Il est possible que vous ayez déjà vu cette photo. Elle est très célèbre. La jeune femme sur le cliché, c’est Ella Harper surnommée « la Fille Chameau ». Elle était atteinte d’une maladie affaiblissant les ligaments de ses genoux. Ce qui explique donc cette posture dans laquelle elle était obligée de se tenir. Bien évidemment, elle était à l’époque elle aussi considérée comme une bête de foire.

Quand on vous disait que la guerre avait traumatisé à vie des hommes partis au front, nous avions oublié de vous dire que les victimes n’étaient pas seulement les soldats. ici, on peut voir une petite fille ayant grandi dans un camp de concentration. Car oui, certains enfants ont grandi dans ces camps. Certains y sont même nés. Traumatisée par ce qu’elle a vécu, elle dessine sa maison. Quand on voit cela, on n’ose imaginer ce que la pauvre enfant a dû subir et ce qui se passe dans sa tête.

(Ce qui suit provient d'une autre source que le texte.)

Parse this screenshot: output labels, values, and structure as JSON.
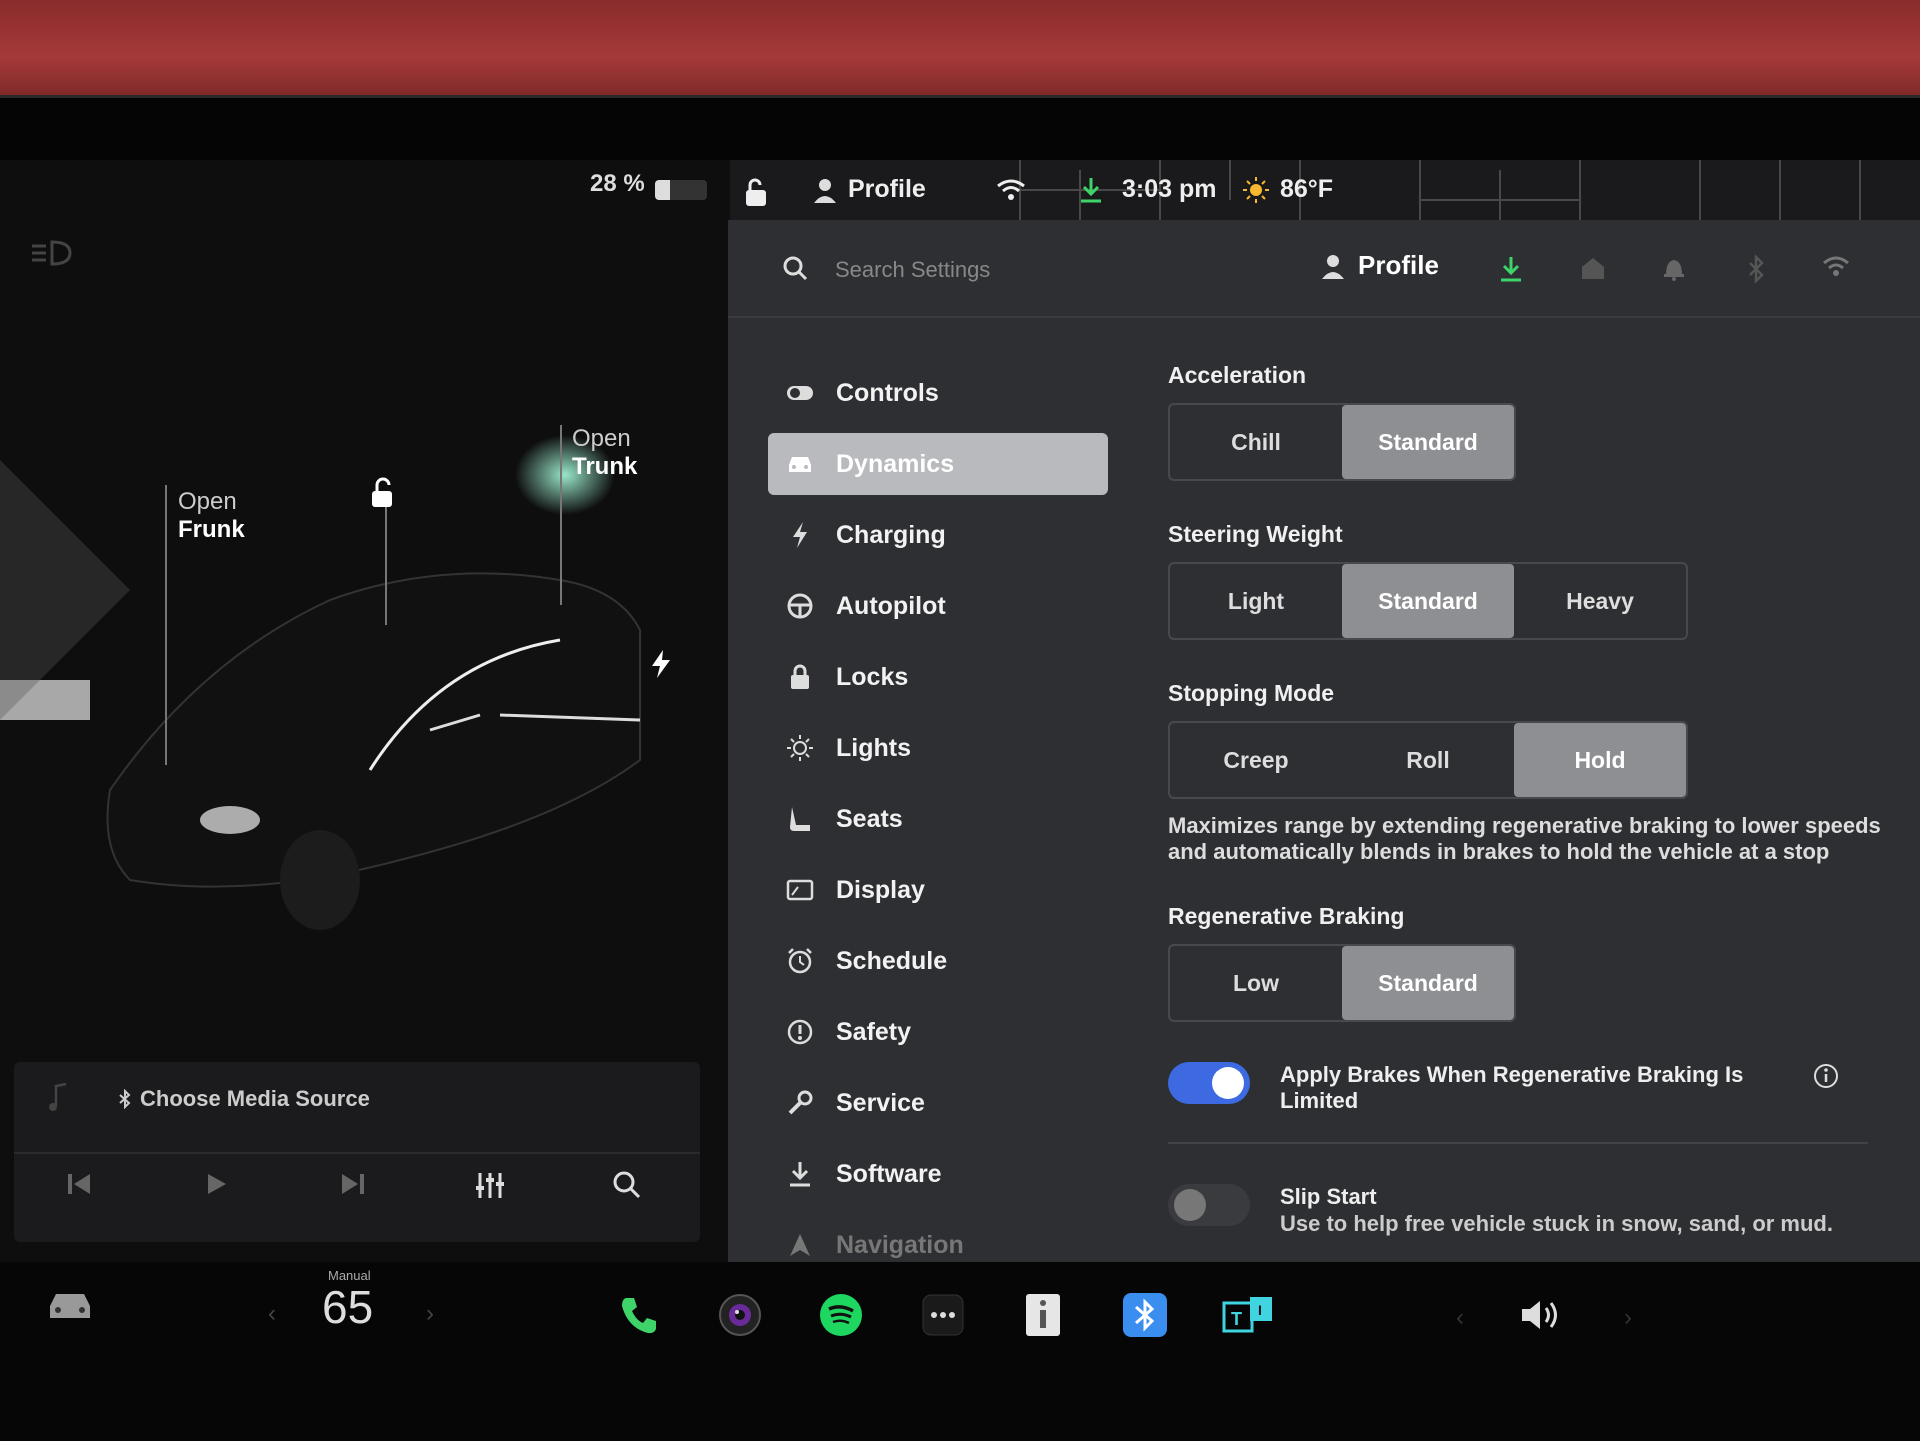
{
  "status": {
    "battery_percent": "28 %",
    "battery_level": 0.28,
    "profile_label": "Profile",
    "time": "3:03 pm",
    "temperature": "86°F"
  },
  "car": {
    "frunk": {
      "line1": "Open",
      "line2": "Frunk"
    },
    "trunk": {
      "line1": "Open",
      "line2": "Trunk"
    }
  },
  "settings": {
    "search_placeholder": "Search Settings",
    "header_profile": "Profile",
    "nav": [
      {
        "label": "Controls",
        "icon": "toggle-icon"
      },
      {
        "label": "Dynamics",
        "icon": "car-icon",
        "active": true
      },
      {
        "label": "Charging",
        "icon": "bolt-icon"
      },
      {
        "label": "Autopilot",
        "icon": "steering-wheel-icon"
      },
      {
        "label": "Locks",
        "icon": "lock-icon"
      },
      {
        "label": "Lights",
        "icon": "sun-icon"
      },
      {
        "label": "Seats",
        "icon": "seat-icon"
      },
      {
        "label": "Display",
        "icon": "display-icon"
      },
      {
        "label": "Schedule",
        "icon": "alarm-clock-icon"
      },
      {
        "label": "Safety",
        "icon": "exclamation-circle-icon"
      },
      {
        "label": "Service",
        "icon": "wrench-icon"
      },
      {
        "label": "Software",
        "icon": "download-icon"
      },
      {
        "label": "Navigation",
        "icon": "navigation-arrow-icon"
      }
    ],
    "acceleration": {
      "title": "Acceleration",
      "options": [
        "Chill",
        "Standard"
      ],
      "selected": "Standard"
    },
    "steering": {
      "title": "Steering Weight",
      "options": [
        "Light",
        "Standard",
        "Heavy"
      ],
      "selected": "Standard"
    },
    "stopping": {
      "title": "Stopping Mode",
      "options": [
        "Creep",
        "Roll",
        "Hold"
      ],
      "selected": "Hold",
      "description": "Maximizes range by extending regenerative braking to lower speeds and automatically blends in brakes to hold the vehicle at a stop"
    },
    "regen": {
      "title": "Regenerative Braking",
      "options": [
        "Low",
        "Standard"
      ],
      "selected": "Standard"
    },
    "apply_brakes": {
      "label": "Apply Brakes When Regenerative Braking Is Limited",
      "on": true
    },
    "slip_start": {
      "label": "Slip Start",
      "sub": "Use to help free vehicle stuck in snow, sand, or mud.",
      "on": false
    }
  },
  "media": {
    "source_label": "Choose Media Source"
  },
  "dock": {
    "speed_mode": "Manual",
    "speed": "65"
  },
  "colors": {
    "accent_blue": "#3e6ae1",
    "download_green": "#3fd46a",
    "panel_bg": "#2e2f32"
  }
}
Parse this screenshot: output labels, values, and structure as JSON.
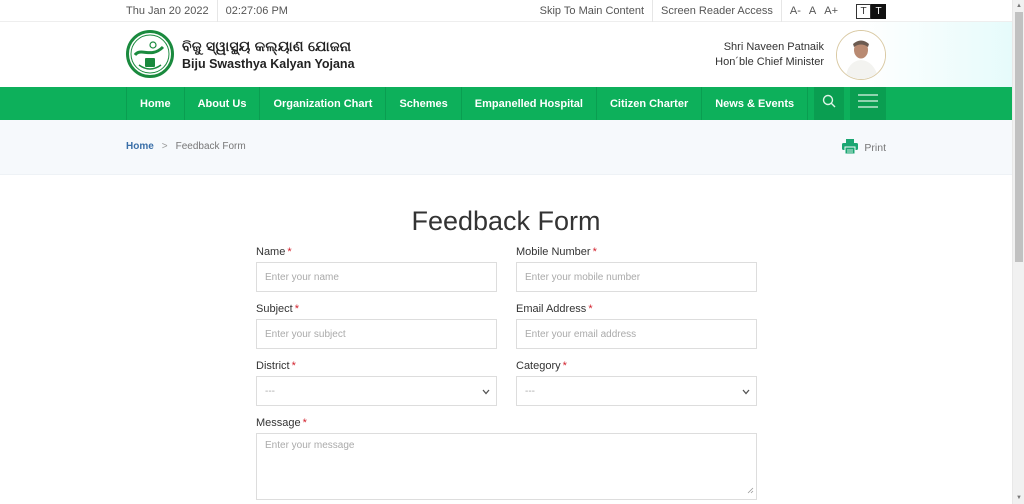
{
  "topbar": {
    "date": "Thu Jan 20 2022",
    "time": "02:27:06 PM",
    "skip_link": "Skip To Main Content",
    "screen_reader": "Screen Reader Access",
    "font_decrease": "A-",
    "font_normal": "A",
    "font_increase": "A+",
    "theme_light": "T",
    "theme_dark": "T"
  },
  "header": {
    "title_odia": "ବିଜୁ ସ୍ୱାସ୍ଥ୍ୟ କଲ୍ୟାଣ ଯୋଜନା",
    "title_english": "Biju Swasthya Kalyan Yojana",
    "cm_name": "Shri Naveen Patnaik",
    "cm_title": "Hon´ble Chief Minister"
  },
  "nav": {
    "items": [
      {
        "label": "Home"
      },
      {
        "label": "About Us"
      },
      {
        "label": "Organization Chart"
      },
      {
        "label": "Schemes"
      },
      {
        "label": "Empanelled Hospital"
      },
      {
        "label": "Citizen Charter"
      },
      {
        "label": "News & Events"
      }
    ],
    "search_icon": "search-icon",
    "menu_icon": "hamburger-menu-icon",
    "accent": "#0db05b"
  },
  "breadcrumb": {
    "home": "Home",
    "separator": ">",
    "current": "Feedback Form",
    "print_label": "Print"
  },
  "form": {
    "title": "Feedback Form",
    "required_marker": "*",
    "fields": {
      "name": {
        "label": "Name",
        "placeholder": "Enter your name",
        "value": ""
      },
      "mobile": {
        "label": "Mobile Number",
        "placeholder": "Enter your mobile number",
        "value": ""
      },
      "subject": {
        "label": "Subject",
        "placeholder": "Enter your subject",
        "value": ""
      },
      "email": {
        "label": "Email Address",
        "placeholder": "Enter your email address",
        "value": ""
      },
      "district": {
        "label": "District",
        "selected": "---"
      },
      "category": {
        "label": "Category",
        "selected": "---"
      },
      "message": {
        "label": "Message",
        "placeholder": "Enter your message",
        "value": ""
      }
    }
  }
}
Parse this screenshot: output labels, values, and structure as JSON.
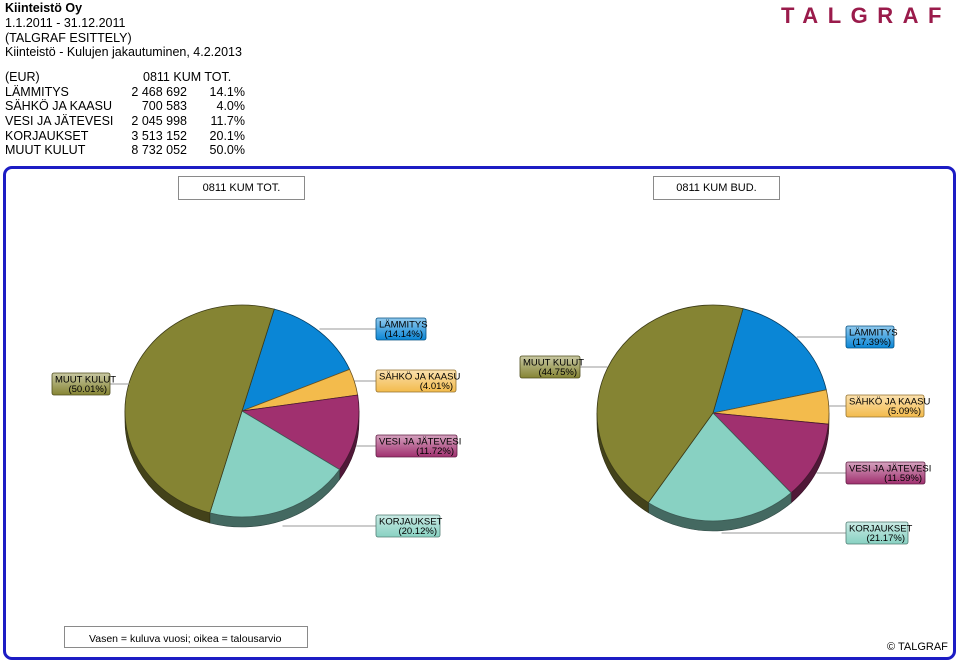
{
  "header": {
    "company": "Kiinteistö Oy",
    "period": "1.1.2011 - 31.12.2011",
    "subtitle": "(TALGRAF ESITTELY)",
    "report": "Kiinteistö - Kulujen jakautuminen, 4.2.2013",
    "logo": "TALGRAF"
  },
  "summary": {
    "unit": "(EUR)",
    "column": "0811  KUM TOT.",
    "rows": [
      {
        "label": "LÄMMITYS",
        "value": "2 468 692",
        "pct": "14.1%"
      },
      {
        "label": "SÄHKÖ JA KAASU",
        "value": "700 583",
        "pct": "4.0%"
      },
      {
        "label": "VESI JA JÄTEVESI",
        "value": "2 045 998",
        "pct": "11.7%"
      },
      {
        "label": "KORJAUKSET",
        "value": "3 513 152",
        "pct": "20.1%"
      },
      {
        "label": "MUUT KULUT",
        "value": "8 732 052",
        "pct": "50.0%"
      }
    ]
  },
  "colors": {
    "frame": "#1c1cc4",
    "logo": "#9a1b4b",
    "LÄMMITYS": "#0a86d6",
    "SÄHKÖ JA KAASU": "#f3bb4c",
    "VESI JA JÄTEVESI": "#a0306f",
    "KORJAUKSET": "#88d1c2",
    "MUUT KULUT": "#858433"
  },
  "chart_data": [
    {
      "type": "pie",
      "title": "0811  KUM TOT.",
      "categories": [
        "LÄMMITYS",
        "SÄHKÖ JA KAASU",
        "VESI JA JÄTEVESI",
        "KORJAUKSET",
        "MUUT KULUT"
      ],
      "values": [
        14.14,
        4.01,
        11.72,
        20.12,
        50.01
      ],
      "labels": [
        "(14.14%)",
        "(4.01%)",
        "(11.72%)",
        "(20.12%)",
        "(50.01%)"
      ],
      "style": "3d"
    },
    {
      "type": "pie",
      "title": "0811  KUM BUD.",
      "categories": [
        "LÄMMITYS",
        "SÄHKÖ JA KAASU",
        "VESI JA JÄTEVESI",
        "KORJAUKSET",
        "MUUT KULUT"
      ],
      "values": [
        17.39,
        5.09,
        11.59,
        21.17,
        44.75
      ],
      "labels": [
        "(17.39%)",
        "(5.09%)",
        "(11.59%)",
        "(21.17%)",
        "(44.75%)"
      ],
      "style": "3d"
    }
  ],
  "footer": {
    "note": "Vasen = kuluva vuosi; oikea = talousarvio",
    "copyright": "© TALGRAF"
  }
}
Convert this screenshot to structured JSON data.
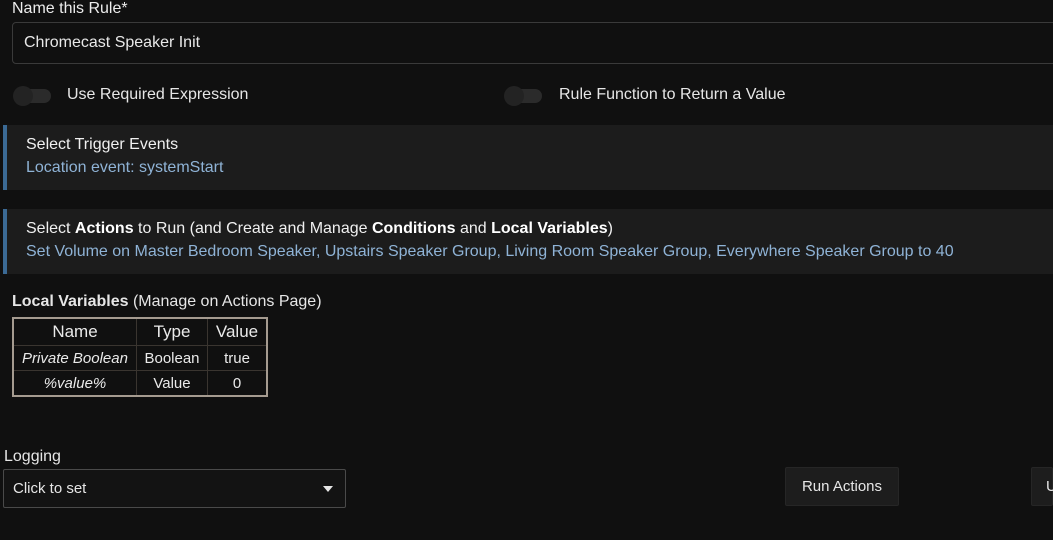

De tout temps, l’être humain a aimé avoir des frissons. Mais si, sinon personne ne visiterait les catacombes ou ne se rendrait dans les maisons hantées. Ici, nous sommes dans un café très particulier à la déco très singulière. Il s’agit du café de l’enfer à Paris où les serveurs étaient déguisés en diable. Le lieu a fermé au milieu du 20é siècle. S’il rouvrait aujourd’hui, il ferait un carton non ?

Des jeunes garçons reviennent de leur initiation dans le Poro. Une société secrète d’Afrique centrale aidait les jeunes hommes à se civiliser.

Il s’agit d’un isolateur, un casque qui coupe de tous les sons extérieur et approvisionné en oxygène qui ne permet de lire qu’une seule ligne à la fois.